The Art of the Draw

The Art of the Draw

On Monday, the students in my Introduction to Native and Indigenous History course read Julianna Barr’s William and Mary Quarterly article about mapping borders in the region currently known as the American southwest.  It’s a fantastic article, full of amazing detail about the ways in which Spaniards, the French, and Native people variously conceived of mapping, borders and territory, but it’s a lot for intro-level students to process.

So I had everyone draw their response

A drawing of a buffalo, a red-tipped stick, and stick figures traveling along a road
Buffalo, red-tipped sticks (akin to visas), and lost Spaniards

The students got into a pair groups, and I gave each group a large, poster-sized post-it and access to a host of markers.  My instruction was to render what they’d learned visually.  I explicitly said that they could not simply write words on their piece of paper and call it a visual representation; they had to come up with a way to convey information without using words at all.  I gave the class about 40 minutes to make their visual aid, and floated between groups nudging them to consider things that they perhaps hadn’t on their own.

A drawing of numerous Native people with the French and Spanish at the very periphery of their world
A fully populated southwest, with the French and Spanish at the very periphery of the Native world

There were a lot of reasons I wanted to do this class activity.  First, it’s fun.  Making posters – especially when it’s clear that the point is not to be a great artist, but simply to communicate ideas – is just plain fun.  Second, the activity prompted students to retrieve knowledge.  While most groups did pause to look at their notes at some point during the process of making their poster, most of their work was done without looking back at the article.  The practice of retrieving knowledge helps things to stick in our memory, and it has the added bonus of boosting self-esteem – students realized they do know the most important points of what they read.  Lastly, by applying their knowledge – taking it and transforming it into images – the information sticks.
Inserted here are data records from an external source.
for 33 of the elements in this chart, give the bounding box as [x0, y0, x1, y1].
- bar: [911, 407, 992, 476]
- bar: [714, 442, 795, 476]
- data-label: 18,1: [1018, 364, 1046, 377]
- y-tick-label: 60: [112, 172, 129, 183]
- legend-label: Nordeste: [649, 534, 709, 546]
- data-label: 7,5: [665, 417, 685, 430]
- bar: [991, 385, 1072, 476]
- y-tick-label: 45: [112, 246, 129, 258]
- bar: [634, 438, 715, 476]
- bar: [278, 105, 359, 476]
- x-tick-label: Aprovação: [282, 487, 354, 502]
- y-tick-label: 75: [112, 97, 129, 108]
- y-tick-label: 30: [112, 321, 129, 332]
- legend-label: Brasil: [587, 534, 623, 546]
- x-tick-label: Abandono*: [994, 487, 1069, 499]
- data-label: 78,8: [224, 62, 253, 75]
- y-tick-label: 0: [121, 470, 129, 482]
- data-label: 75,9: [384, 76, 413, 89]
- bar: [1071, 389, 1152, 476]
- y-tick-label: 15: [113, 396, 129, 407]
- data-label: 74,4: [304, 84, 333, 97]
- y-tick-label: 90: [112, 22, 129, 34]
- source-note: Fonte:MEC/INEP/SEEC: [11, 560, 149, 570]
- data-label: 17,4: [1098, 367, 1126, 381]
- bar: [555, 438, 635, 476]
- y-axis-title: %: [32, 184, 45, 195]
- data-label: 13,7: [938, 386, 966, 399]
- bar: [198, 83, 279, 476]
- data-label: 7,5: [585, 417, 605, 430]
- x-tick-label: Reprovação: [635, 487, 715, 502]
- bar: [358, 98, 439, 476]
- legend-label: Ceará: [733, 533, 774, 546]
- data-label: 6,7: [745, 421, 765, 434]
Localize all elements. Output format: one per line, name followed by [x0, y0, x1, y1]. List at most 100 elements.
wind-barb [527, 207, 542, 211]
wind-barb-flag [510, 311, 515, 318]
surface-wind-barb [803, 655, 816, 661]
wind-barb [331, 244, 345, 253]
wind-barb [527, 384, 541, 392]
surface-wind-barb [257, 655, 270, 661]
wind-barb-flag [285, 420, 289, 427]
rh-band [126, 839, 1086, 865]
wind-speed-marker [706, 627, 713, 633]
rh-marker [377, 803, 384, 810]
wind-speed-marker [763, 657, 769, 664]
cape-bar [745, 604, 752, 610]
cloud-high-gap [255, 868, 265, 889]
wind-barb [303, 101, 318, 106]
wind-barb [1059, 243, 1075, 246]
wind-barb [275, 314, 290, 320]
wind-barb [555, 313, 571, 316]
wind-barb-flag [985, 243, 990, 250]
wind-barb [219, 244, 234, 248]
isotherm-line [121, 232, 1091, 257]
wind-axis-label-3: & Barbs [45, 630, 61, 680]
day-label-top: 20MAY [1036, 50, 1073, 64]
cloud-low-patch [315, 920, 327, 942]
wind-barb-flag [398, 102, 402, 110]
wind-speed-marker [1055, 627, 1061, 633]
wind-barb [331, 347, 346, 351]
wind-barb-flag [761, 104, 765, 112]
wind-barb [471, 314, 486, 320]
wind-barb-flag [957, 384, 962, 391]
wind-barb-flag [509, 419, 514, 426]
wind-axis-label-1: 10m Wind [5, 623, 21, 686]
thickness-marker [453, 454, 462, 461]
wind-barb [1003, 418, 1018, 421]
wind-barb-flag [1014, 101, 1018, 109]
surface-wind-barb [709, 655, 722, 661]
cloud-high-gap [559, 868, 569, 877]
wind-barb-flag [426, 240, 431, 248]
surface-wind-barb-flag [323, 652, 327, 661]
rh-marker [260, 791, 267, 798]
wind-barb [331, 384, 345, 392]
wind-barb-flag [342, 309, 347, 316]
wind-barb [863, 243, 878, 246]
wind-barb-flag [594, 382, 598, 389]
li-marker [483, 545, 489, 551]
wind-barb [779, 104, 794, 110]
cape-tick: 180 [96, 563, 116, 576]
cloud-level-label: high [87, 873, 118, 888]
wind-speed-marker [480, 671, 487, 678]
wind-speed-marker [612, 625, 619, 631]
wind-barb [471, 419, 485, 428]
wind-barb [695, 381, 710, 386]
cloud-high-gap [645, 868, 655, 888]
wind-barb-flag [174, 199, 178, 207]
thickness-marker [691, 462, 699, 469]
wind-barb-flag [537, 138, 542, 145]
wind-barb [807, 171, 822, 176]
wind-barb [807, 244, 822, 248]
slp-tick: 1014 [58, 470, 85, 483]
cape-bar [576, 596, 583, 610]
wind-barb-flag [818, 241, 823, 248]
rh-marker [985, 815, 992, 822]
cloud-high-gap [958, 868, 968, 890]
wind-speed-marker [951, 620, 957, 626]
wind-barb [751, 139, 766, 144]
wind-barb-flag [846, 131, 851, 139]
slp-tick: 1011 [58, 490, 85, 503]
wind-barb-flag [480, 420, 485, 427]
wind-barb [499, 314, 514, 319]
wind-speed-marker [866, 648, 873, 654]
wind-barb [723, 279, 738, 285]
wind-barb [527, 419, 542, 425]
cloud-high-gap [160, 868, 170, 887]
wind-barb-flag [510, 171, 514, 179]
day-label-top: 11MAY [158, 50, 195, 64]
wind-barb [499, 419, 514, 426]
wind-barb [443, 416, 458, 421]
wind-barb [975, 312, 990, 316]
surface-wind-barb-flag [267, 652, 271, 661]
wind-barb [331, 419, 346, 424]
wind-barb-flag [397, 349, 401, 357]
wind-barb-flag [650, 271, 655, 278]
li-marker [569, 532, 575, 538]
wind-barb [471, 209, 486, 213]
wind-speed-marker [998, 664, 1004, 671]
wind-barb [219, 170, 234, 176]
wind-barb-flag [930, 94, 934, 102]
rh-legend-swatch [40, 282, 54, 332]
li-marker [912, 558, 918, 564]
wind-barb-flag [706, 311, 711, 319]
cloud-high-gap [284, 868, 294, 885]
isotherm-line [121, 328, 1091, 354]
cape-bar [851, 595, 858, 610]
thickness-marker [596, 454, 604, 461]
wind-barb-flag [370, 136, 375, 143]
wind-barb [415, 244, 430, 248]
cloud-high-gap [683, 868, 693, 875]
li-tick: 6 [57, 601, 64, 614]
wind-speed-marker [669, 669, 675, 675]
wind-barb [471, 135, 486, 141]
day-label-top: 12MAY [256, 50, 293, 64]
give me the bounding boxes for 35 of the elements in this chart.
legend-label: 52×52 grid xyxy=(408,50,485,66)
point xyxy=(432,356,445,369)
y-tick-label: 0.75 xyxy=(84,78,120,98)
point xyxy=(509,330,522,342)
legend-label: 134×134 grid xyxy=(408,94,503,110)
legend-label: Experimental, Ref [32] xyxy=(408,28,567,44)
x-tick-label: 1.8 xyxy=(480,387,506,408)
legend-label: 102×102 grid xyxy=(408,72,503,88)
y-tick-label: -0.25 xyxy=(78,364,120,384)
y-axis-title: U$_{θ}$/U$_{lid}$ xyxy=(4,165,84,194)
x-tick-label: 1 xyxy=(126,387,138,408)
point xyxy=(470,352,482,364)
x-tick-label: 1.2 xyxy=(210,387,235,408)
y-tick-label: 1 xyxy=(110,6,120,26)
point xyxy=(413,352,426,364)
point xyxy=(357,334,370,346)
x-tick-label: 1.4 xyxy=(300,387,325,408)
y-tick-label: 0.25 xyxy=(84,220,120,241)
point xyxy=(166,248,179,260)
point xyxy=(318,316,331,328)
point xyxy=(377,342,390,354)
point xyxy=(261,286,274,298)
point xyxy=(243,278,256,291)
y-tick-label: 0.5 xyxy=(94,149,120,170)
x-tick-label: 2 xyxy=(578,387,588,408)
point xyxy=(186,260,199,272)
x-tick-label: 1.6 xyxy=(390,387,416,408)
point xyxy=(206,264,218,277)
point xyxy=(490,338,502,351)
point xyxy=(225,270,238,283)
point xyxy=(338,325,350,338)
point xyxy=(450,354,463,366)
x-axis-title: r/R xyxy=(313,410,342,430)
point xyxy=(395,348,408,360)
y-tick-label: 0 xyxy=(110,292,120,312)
A conventional map of the southwest
The world to Spanish eyes

The posters were great!  None were exceptional works of art, but they all conveyed the central points of Barr’s thesis, and did so in inventive and different ways.  But what was just as important was what the students struggled to convey – the fact that boundaries and borders existed in oral tradition for Native people; that Native people spoke those things into existence, and while they could draw a map for the Spanish if the Spanish needed it, they themselves did not.  This tied back to a lot of conversations we’ve had about what historians too often leave out of writing Native and Indigenous history, and to our discussions of space and time existing in ways western cultures don’t often acknowledge.

A drawing of Native people interacting with the Spanish
Native people encounter Spanish explorers

This sort of project crops up in all my classes at some point.  It doesn’t matter what the text is – having to take the information from within it and apply it to a new task always helps my students to better comprehend the reading and analyze it more deeply.  It works with primary sources as well as secondary, and you can make the process as extravagant or as stripped down as you want.  (Students could draw on their own in a notebook; students could also get scissors and colored paper and glue and other materials to make a poster.)  It’s also a great way to do formative assessment – you can quickly see which points students have grasped and where they may have misapprehended something.

A reminder that the southwest is Native space
A reminder from one student team

Once the posters were finished, we gathered as a large group and processed what was challenging about the exercise and what came easily.  Everyone got to see everyone else’s work, and there was genuine interest in how people had interpreted the text.  It made the 70 minutes fly by, and I’m looking forward to today’s crowd-sourced recap of Monday’s activity (another act of retrieval).